モンゴル相撲の真剣勝負や折り紙教室など、心がかよった交流が行われた


今後(次代)のモンゴルとの
交流に対する想い


 この図書贈呈団活動は先ほど説明したとおり、マルチン村という交通機関が全くなく、ウランバートルから丸一日かけて行くような所に、1回限りではなく、3回続けて訪問していることに対し、非常に意義があると思っています。だからマルチン村のみなさんも我々の本気度を理解してくれているのです。
 会場1Fの廊下に展示しているとおり、昨年の3.11の東日本大震災のときにはマルチン村の行政、学校、幼稚園など、534人の方から46万トゥグルグ、日本円で約31,000円を義援金として寄付いただきました。(この義援金については神戸新聞厚生事業団に寄付させていただきました。)日本で起こったことを我が身と捉え、何とかしたいと思い、その思いを私たちに託してくれた訳です。これまでの交流から生まれた絆だと思っています。



534人の寄付金リスト

幼稚園の子どもたちからも心のこもった義援金が
   
子どもたちの絵も一緒に託された

 3回、4回と続けていくと、次の第4次図書贈呈団派遣時には第1次のときに会った小学生の子どもたちが大学生となってウランバートルの大学に通っているかもしれません。
 その子どもたちが、モンゴル側のカウンターパートとして、デムベレルさんの後を引き継いでくれれば、この図書贈呈活動が更に末永いものになるので、そうなることを心から願っています。
 モンゴルに行かなくとも日本でできる交流もあります。現在たくさんのみなさんにご協力いただいている、チャリティバザーへの物資提供や本日の交流イベントなどへの参加です。これらについても「無理なく、楽しく」をモットーに今後とも継続して実施していきますので、引き続き協力をお願い致します。

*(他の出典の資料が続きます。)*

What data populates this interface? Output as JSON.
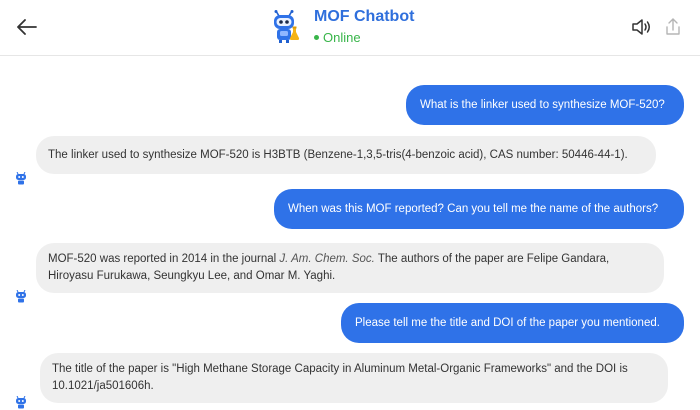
{
  "header": {
    "title": "MOF Chatbot",
    "status": "Online",
    "colors": {
      "title": "#2f6fdc",
      "status": "#39b54a"
    }
  },
  "icons": {
    "back": "arrow-left-icon",
    "avatar": "robot-icon",
    "speaker": "speaker-icon",
    "share": "share-icon"
  },
  "messages": [
    {
      "role": "user",
      "text": "What is the linker used to synthesize MOF-520?"
    },
    {
      "role": "bot",
      "text": "The linker used to synthesize MOF-520 is H3BTB (Benzene-1,3,5-tris(4-benzoic acid), CAS number: 50446-44-1)."
    },
    {
      "role": "user",
      "text": "When was this MOF reported? Can you tell me the name of the authors?"
    },
    {
      "role": "bot",
      "text_before": "MOF-520 was reported in 2014 in the journal ",
      "journal": "J. Am. Chem. Soc.",
      "text_after": " The authors of the paper are Felipe Gandara, Hiroyasu Furukawa, Seungkyu Lee, and Omar M. Yaghi."
    },
    {
      "role": "user",
      "text": "Please tell me the title and DOI of the paper you mentioned."
    },
    {
      "role": "bot",
      "text": "The title of the paper is \"High Methane Storage Capacity in Aluminum Metal-Organic Frameworks\" and the DOI is 10.1021/ja501606h."
    }
  ],
  "colors": {
    "user_bubble": "#2f72e8",
    "bot_bubble": "#efefef"
  }
}
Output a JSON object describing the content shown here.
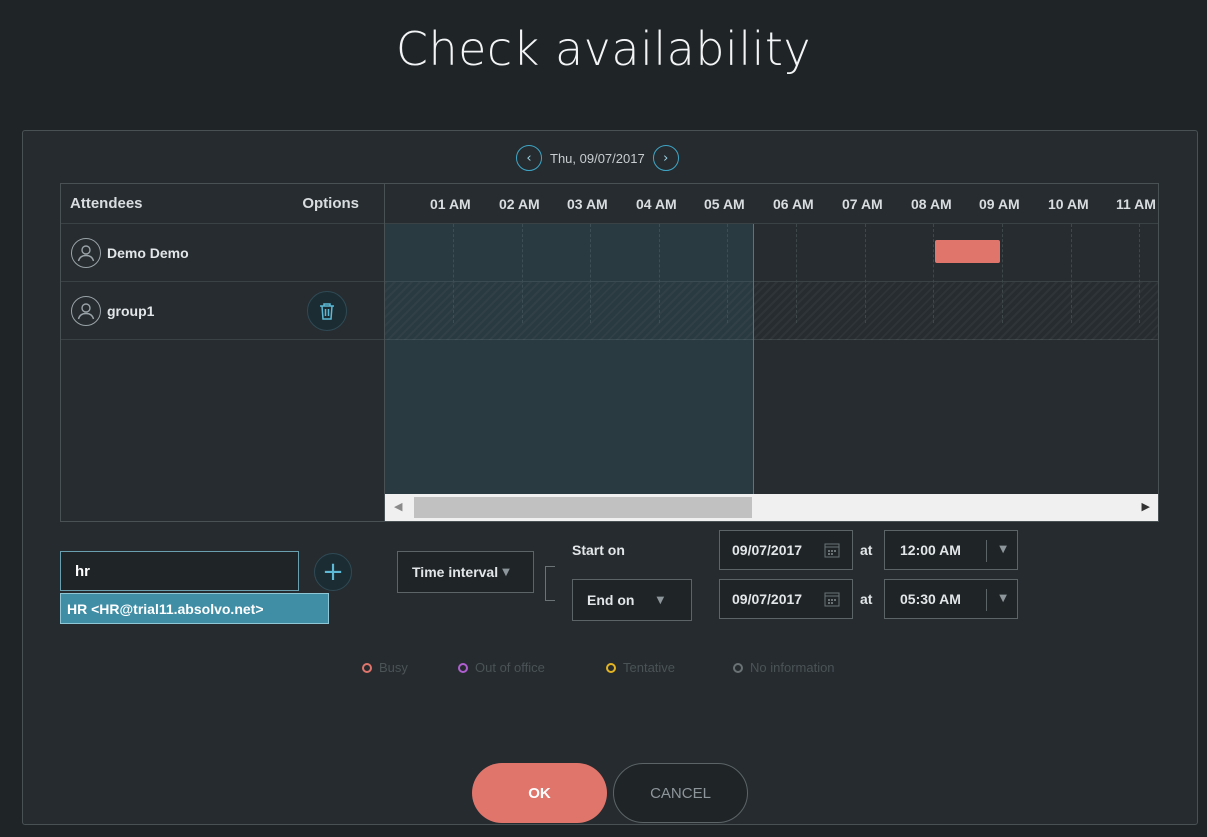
{
  "dialog": {
    "title": "Check availability"
  },
  "date_nav": {
    "date_label": "Thu, 09/07/2017",
    "prev_icon": "chevron-left-icon",
    "next_icon": "chevron-right-icon"
  },
  "attendees": {
    "header_label": "Attendees",
    "options_label": "Options",
    "rows": [
      {
        "name": "Demo Demo",
        "icon": "user-icon"
      },
      {
        "name": "group1",
        "icon": "user-icon",
        "action_icon": "trash-icon"
      }
    ]
  },
  "timeline": {
    "hours": [
      "01 AM",
      "02 AM",
      "03 AM",
      "04 AM",
      "05 AM",
      "06 AM",
      "07 AM",
      "08 AM",
      "09 AM",
      "10 AM",
      "11 AM"
    ],
    "busy_color": "#e0756c",
    "selection_color": "#3e7f92"
  },
  "add_attendee": {
    "input_value": "hr",
    "add_icon": "plus-icon",
    "suggestion": "HR <HR@trial11.absolvo.net>"
  },
  "time_controls": {
    "mode_label": "Time interval",
    "start_label": "Start on",
    "end_label": "End on",
    "start_date": "09/07/2017",
    "end_date": "09/07/2017",
    "at_label": "at",
    "start_time": "12:00 AM",
    "end_time": "05:30 AM",
    "calendar_icon": "calendar-icon",
    "caret_icon": "caret-down-icon"
  },
  "legend": [
    {
      "label": "Busy",
      "color": "#e0756c"
    },
    {
      "label": "Out of office",
      "color": "#b05fd0"
    },
    {
      "label": "Tentative",
      "color": "#e4b423"
    },
    {
      "label": "No information",
      "color": "#6a7276"
    }
  ],
  "footer": {
    "ok_label": "OK",
    "cancel_label": "CANCEL"
  },
  "colors": {
    "accent": "#3fa6c6",
    "primary_button": "#e0756c",
    "background": "#1f2427"
  }
}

みなさんのご厚意で集まった物資による、チャリティバザーは、社内外で大好評

 この会場を出られた右手に特別展示コーナーを設けております。冷水真吾さんのコーナーです。
 冷水さんはマルチン村へ初めて派遣した第1次図書贈呈団のメンバーとして、村の子どもたちにバレーボールを教えるなど交流の先駆けとして活躍しました。村の子どもたちも「バレーボールのお兄ちゃん」と今でも彼のことを良く覚えております。その冷水さんは2007年12月7日、不慮の事故により27才の若さでその生涯を終えることになりました。
 しかし、彼が流した汗や、彼が残した思いというものは今もマルチン村で輝き続けています。
 その冷水さんの汗や思いが輝き続ける限り、わたしは、いや、わたしたちは、彼の思いを引き継ぎ、次代に繋げていきたいと切実に思っています。 最後になりますが、今回の大好きなモンゴル展は様々な団体のみなさんに後援や協力をいただいたことで成り立っております。会場や資金を提供いただいたり、チラシの配布やポスターの掲示などあらゆる手を使って今回のイベントを宣伝していただいたり、そして本日この会場に足を運んでいただいたり、本当にありがとうございます。
 この活動にご賛同いただけれるのであれば、是非一緒に参加ください。次代を担う若者をマルチンへ行かせてください。社会貢献活動を通じて様々な体験を行い、人とのつながりを作ることができるこの活動は、まさに「人財」の育成であり、この図書贈呈中心とした交流が、次代を担う若者の成長につながると我々は確信しています。


 
これまでの交流の証として
関谷前委員長より贈られた
「友好のモニュメント」と
ツェンデスレン郡長より
「冷水真吾記念図書室」と
命名されたマルチン村の図書室

 今回の大好きなモンゴル展をきっかけに、モンゴルとの交流が一般市民のみなさんなど、もっと多くのみなさんへ広がることを心から期待し、わたしの報告とさせていただきます。